Je n'ai point encore reçu de lettre de vous, Monsieur, mais je me mets toujours à commencer ma réponse afin d'avoir plus longtemps le plaisir de m'entretenir avec vous. D'ailleurs j'ai vu en relisant vos lettres, qui font toujours mon plus cher amusement, plusieurs choses qui m'ont fourni un commencement pour ma lettre. Vous me dites 1 dans votre dernière lettre que vous ne savez comment les astronomes peuvent voir les fils de la lunette dans la nuit quand il ne peuvent pas en percer le tube de côté. Mais quand même ils le pourraient, ils ne se serviraient pas de ce moyen, parce que les fils éclairés d'un seul côté ne paraîtraient que de ce côté, et sembleraient ainsi déplacés de la moitié de leur épaisseur. La meilleure méthode est d'avoir un carton blanc AB (fig. 1) [diag] qui renvoie sur l'objectif C de la lunette CD la lumière d'une lampe L, qui doit être assez faible pour que la lumière ne cache pas les étoiles. Car vous comprenez que, par la propriété des verres convexes, les rayons lumineux réfléchis par le carton vont se réunir au foyer de la lunette où sont les fils, qu'ils éclairent d'autant mieux qu'ils sont réunis. C'est pourquoi on se garde bien de mettre une glace à la place du carton AB parce qu'elle donnerait beaucoup trop de clarté.

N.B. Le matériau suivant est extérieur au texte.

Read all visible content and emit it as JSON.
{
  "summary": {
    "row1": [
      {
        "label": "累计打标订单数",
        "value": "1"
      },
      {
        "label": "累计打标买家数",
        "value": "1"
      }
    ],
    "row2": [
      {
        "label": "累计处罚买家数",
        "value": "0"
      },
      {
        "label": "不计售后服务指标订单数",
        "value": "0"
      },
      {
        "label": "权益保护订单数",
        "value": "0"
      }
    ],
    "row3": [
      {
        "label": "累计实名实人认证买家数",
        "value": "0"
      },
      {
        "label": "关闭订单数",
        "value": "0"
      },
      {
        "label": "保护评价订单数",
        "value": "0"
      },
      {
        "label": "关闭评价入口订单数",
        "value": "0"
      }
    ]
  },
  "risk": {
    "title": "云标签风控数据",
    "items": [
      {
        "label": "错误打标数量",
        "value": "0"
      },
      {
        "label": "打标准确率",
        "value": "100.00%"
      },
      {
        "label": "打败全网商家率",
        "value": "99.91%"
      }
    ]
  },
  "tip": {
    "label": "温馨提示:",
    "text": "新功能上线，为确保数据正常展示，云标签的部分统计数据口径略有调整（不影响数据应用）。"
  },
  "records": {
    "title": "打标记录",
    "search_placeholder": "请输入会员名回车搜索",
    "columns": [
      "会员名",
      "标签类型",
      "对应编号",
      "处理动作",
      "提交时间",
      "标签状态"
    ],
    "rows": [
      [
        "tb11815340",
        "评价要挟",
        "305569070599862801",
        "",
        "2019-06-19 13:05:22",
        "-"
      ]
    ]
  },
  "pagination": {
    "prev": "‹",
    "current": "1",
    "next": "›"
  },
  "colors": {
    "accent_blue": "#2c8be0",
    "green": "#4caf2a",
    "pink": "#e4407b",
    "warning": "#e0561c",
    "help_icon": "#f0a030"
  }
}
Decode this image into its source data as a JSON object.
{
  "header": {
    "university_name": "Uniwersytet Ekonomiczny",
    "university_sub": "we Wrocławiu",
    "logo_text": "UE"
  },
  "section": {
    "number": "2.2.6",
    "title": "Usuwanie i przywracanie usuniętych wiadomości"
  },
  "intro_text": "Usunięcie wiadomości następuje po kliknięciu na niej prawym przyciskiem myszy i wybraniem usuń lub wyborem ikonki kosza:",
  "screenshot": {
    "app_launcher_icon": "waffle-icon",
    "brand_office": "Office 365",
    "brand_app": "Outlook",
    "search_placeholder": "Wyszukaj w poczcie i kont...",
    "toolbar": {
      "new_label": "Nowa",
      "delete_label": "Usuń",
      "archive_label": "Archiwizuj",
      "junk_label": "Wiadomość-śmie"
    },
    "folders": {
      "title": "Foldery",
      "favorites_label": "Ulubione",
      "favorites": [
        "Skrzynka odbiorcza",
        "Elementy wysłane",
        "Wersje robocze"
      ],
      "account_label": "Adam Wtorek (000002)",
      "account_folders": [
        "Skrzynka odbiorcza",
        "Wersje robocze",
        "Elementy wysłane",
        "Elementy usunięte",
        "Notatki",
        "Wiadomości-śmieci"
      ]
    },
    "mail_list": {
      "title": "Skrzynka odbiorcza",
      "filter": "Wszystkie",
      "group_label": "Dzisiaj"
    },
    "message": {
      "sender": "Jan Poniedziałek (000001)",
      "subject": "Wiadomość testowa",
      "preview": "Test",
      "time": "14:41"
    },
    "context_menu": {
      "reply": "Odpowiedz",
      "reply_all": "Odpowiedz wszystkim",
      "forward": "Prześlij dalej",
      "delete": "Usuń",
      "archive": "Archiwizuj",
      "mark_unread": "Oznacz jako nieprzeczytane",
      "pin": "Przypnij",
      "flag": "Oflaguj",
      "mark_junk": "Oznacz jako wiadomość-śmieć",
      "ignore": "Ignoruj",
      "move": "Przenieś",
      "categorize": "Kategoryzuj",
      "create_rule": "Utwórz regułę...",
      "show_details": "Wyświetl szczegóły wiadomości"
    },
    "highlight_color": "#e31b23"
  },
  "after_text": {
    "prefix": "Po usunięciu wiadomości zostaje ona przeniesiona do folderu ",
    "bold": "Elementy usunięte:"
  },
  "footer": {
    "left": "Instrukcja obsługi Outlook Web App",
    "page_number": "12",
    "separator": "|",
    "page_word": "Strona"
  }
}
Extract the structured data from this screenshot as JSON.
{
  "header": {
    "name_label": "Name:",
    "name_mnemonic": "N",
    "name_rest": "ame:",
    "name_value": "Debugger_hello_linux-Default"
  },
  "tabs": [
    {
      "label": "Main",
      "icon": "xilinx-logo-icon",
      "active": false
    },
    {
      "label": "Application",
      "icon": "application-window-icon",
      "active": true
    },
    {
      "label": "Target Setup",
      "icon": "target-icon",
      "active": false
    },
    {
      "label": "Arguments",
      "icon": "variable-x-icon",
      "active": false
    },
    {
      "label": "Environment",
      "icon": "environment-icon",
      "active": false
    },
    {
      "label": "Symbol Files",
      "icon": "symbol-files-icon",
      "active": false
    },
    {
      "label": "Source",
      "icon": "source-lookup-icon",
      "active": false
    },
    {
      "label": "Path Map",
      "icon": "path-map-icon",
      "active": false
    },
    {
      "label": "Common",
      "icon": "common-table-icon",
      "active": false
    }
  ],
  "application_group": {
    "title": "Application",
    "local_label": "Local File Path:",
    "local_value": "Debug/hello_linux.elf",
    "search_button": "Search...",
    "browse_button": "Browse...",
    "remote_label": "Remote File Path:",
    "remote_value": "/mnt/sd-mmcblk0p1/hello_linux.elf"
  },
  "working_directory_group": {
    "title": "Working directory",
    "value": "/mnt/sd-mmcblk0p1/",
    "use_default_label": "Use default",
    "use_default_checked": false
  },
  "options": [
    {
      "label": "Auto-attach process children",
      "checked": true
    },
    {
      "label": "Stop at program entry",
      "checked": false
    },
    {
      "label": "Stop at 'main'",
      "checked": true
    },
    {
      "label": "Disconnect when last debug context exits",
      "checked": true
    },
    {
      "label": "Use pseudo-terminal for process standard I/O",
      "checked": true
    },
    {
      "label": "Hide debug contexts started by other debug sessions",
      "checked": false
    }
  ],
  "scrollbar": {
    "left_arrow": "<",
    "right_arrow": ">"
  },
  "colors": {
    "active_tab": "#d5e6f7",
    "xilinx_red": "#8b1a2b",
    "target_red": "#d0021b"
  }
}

[2] Vous m'aviez aussi parlé d'une étoile que votre livre vous indiquait comme visible sur l'horizon. Cela est d'autant plus surprenant que cette constellation, d'après mon globe, est toute entière dans l'enceinte du cercle polaire austral. C'est ce qui me ferait croire que votre livre appelle peut-être de ce nom la constellation de la Grue, dont la tête, de 4ème ou 3ème grandeur, était à peu près à la position que vous m'indiquiez.

Je vous écrivis un jour que je ne sortais pas de peur du mal de dents, mais quand j'écrivais cela je ressemblais à Tibulle quand il se plaignait de Délie et faisait le projet de l'abandonner. J'écrivais cette lettre avec une rage de dents que j'avais prise en me promenant. Mais tous les projets que je faisais alors ont passé avec elle, et depuis je ne me suis [pas ]moins promené sans en être puni comme la première fois. Je vois bien que je vais exciter votre jalousie 2 mais quand je n'ai rien de mieux à vous écrire, il faut bien que je vous parle d'inutilités.

Un péril plus sérieux est celui que l'on court en observant la Lune. J'en voulais reconnaître toutes les taches, et j'avais déjà assez avancé ce travail quand je me suis aperçu que je voyais comme un brouillard le lendemain devant mes yeux. En effet M. de Lalande, dans quelques précautions qu'il recommande aux astronomes pour que les observations ne leur gâtent pas les yeux comme à Galilée et Cassini qui moururent aveugles, met au premier rang de ne jamais regarder le Soleil, et très peu de temps la Lune dans la lunette. Je compte suivre un peu mieux [3] ce conseil à l'avenir, car outre le chagrin de devenir aveugle, un pareil événement me priverait encore du plaisir de vous écrire et de lire vos lettres.

Comme je suppose que vous vous plaisez toujours à regarder les étoiles et à les déterminer, je vais vous détailler encore quelques constellations. En tirant une ligne de α de l'Aigle au bec β du Cygne, elle passe d'abord sur β puis sur α de la Flèche, ces deux étoiles se touchent et font le gros bout de la Flèche dont la pointe γ est plus loin dans la direction qui va à la tête α d'Andromède. En prolongeant par ce β du Cygne la ligne qui y vient de l'extrémité δ du Croison boréal, de quelques degrés, on a le museau du Renard qui mord le cou de l'Oie. Celle-ci n'a point d'étoiles visibles, mais en tirant une ligne de ce museau à Markab, α de Pégase, on passe sur toute la constellation du Renard qui a quelques étoiles de 4ème grandeur, et dont la queue est sur la ligne de α ♒ à la queue α du Cygne.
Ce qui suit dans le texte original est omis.